Luminex-based cytokine detection was done early (8 h) and late (48 h) post-SARS-CoV-2 infection with and without EPs 7630 treatment (100 μg/ml). We detected pronounced production of pro-inflammatory cytokines, chemokines, and immunomodulating growth factors in SARS-CoV-2 infected Calu-3 cells, most of which are associated with COVID-19-induced cytokine storm (Figure 6, right panel: I, II, III, red bars) (Cauchois et al., 2020; Donlan et al., 2021; Pang et al., 2021; Petrey et al., 2021; Sugiyama et al., 2021). During the course of infection, the concentration of all analyzed proteins increased at 48 h p. i., analogously to SARS-CoV-2 viral loads in Calu-3 cells (Figure 1). Interestingly, concomitant treatment of infected cells with EPs 7630 strongly reduced the production of distinct cytokine subsets. Protein levels of key inflammatory cytokines like IL-8, IL-13, IL-18, or TNF-α were greatly reduced in supernatants of SARS-CoV-2 infected Calu-3 cells that were simultaneously treated with EPs 7630. In contrast, we noticed an EPs 7630-mediated increase in IL-1β and IL-6 levels early post-infection (8 h), with enhanced IL-6 levels also detectable late after infection (48 h). These effects were also found in EPs 7630-treated Calu-3 cells in the absence of virus infection, highlighting the versatile immunomodulating activities of EPs 7630 beyond cytokine suppression (Supplementary Figure S8).

In the case of chemokines (Figure 6, right panel: II) and growth factors (Figure 6, right panel: III), which coordinate immune cell attraction and infiltration to the site of infection, we consistently found reduced levels in cell supernatants from SARS-CoV-2-infected and EPs 7630-treated cells.
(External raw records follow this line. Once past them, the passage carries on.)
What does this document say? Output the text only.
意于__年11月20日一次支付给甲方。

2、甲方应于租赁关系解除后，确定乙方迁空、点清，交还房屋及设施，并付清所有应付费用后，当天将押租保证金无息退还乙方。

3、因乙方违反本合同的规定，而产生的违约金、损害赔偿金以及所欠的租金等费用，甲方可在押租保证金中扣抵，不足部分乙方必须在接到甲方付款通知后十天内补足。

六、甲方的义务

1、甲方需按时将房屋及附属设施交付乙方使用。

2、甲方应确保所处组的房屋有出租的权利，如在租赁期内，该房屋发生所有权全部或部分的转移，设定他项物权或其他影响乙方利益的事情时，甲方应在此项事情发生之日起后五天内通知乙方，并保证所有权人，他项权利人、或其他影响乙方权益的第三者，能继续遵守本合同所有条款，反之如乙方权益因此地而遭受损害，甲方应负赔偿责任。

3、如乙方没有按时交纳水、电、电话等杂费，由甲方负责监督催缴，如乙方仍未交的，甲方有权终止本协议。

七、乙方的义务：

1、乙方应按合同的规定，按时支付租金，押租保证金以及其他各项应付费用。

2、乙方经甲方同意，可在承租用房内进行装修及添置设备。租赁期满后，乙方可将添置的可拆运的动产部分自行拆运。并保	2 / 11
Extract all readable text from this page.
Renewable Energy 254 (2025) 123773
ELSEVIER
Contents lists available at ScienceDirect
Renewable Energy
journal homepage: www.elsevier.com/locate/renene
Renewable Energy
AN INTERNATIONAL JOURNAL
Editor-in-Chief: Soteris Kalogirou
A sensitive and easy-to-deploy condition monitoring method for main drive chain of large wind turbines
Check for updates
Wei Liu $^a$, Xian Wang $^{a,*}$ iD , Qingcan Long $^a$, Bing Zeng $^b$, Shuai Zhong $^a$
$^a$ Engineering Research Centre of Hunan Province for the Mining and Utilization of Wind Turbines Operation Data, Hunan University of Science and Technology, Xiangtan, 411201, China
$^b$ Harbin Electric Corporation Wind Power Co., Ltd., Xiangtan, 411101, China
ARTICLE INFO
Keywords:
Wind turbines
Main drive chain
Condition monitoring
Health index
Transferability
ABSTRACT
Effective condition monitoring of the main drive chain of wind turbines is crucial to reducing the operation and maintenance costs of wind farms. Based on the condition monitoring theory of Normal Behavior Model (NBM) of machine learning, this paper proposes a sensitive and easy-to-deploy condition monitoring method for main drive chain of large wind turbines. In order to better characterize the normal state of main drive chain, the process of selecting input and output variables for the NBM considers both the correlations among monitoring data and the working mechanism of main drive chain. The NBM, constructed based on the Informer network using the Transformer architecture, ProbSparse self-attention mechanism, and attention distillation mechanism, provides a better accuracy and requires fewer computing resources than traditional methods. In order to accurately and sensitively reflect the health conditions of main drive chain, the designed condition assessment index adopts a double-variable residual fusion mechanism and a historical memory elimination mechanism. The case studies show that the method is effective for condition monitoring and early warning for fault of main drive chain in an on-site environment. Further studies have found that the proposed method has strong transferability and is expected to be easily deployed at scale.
Particularly late upon infection (48 h), reduction of secreted proteins ranged from 75.6% reduction for PDGF-AB/BB to 95.8% reduction for VEGF-A. Importantly, chemokines and growth factors that are associated with COVID-19-induced cytokine storm and severe disease progression like CXCL9, CXCL10 (IP10), or VEGF-A exhibited particularly effective EPs 7630-mediated inhibition (CXCL9: 82% reduction; CXCL10: 80.9% reduction) (Costela-Ruiz et al., 2020; Petrey et al., 2021; Sugiyama et al., 2021). Whereas the strongest EPs 7630-mediated cytokine reduction was detected at 48 h p. i., multiple proteins showed significant inhibition in the early phase of SARS-CoV-2 replication at 8 h p. i. (IL-8, TNF-a, CCL22, CXCL1, CXCL9, FGF-2, PDFG-AA/BB, VEGF-A), hinting towards an intrinsic capacity of EPs 7630 to dampen virus-induced inflammation. Indeed, with few exceptions, EPs 7630 was capable of significantly reducing baseline cytokine production in the absence of virus (Supplementary Figure S8, green bars). In contrast, EPs 7630 induced the production of immune-regulating cytokines with a role in inflammation resolution and immune homeostasis in SARS-CoV-2 infected cells (Figure 6, right panel: IV), except for IL-1RA, which correlates with COVID-19 severity and was reduced in our analysis (Zhao et al., 2020). Interestingly, this effect of EPs 7630 treatment was also detected in non-infected cells, boosting the production of immune-regulating cytokines IL-9, IL-12, and IL-15, and potentially setting the course for a more balanced immune response towards virus infection in epithelial cells (Supplementary Figure S8, IV., bottom panel).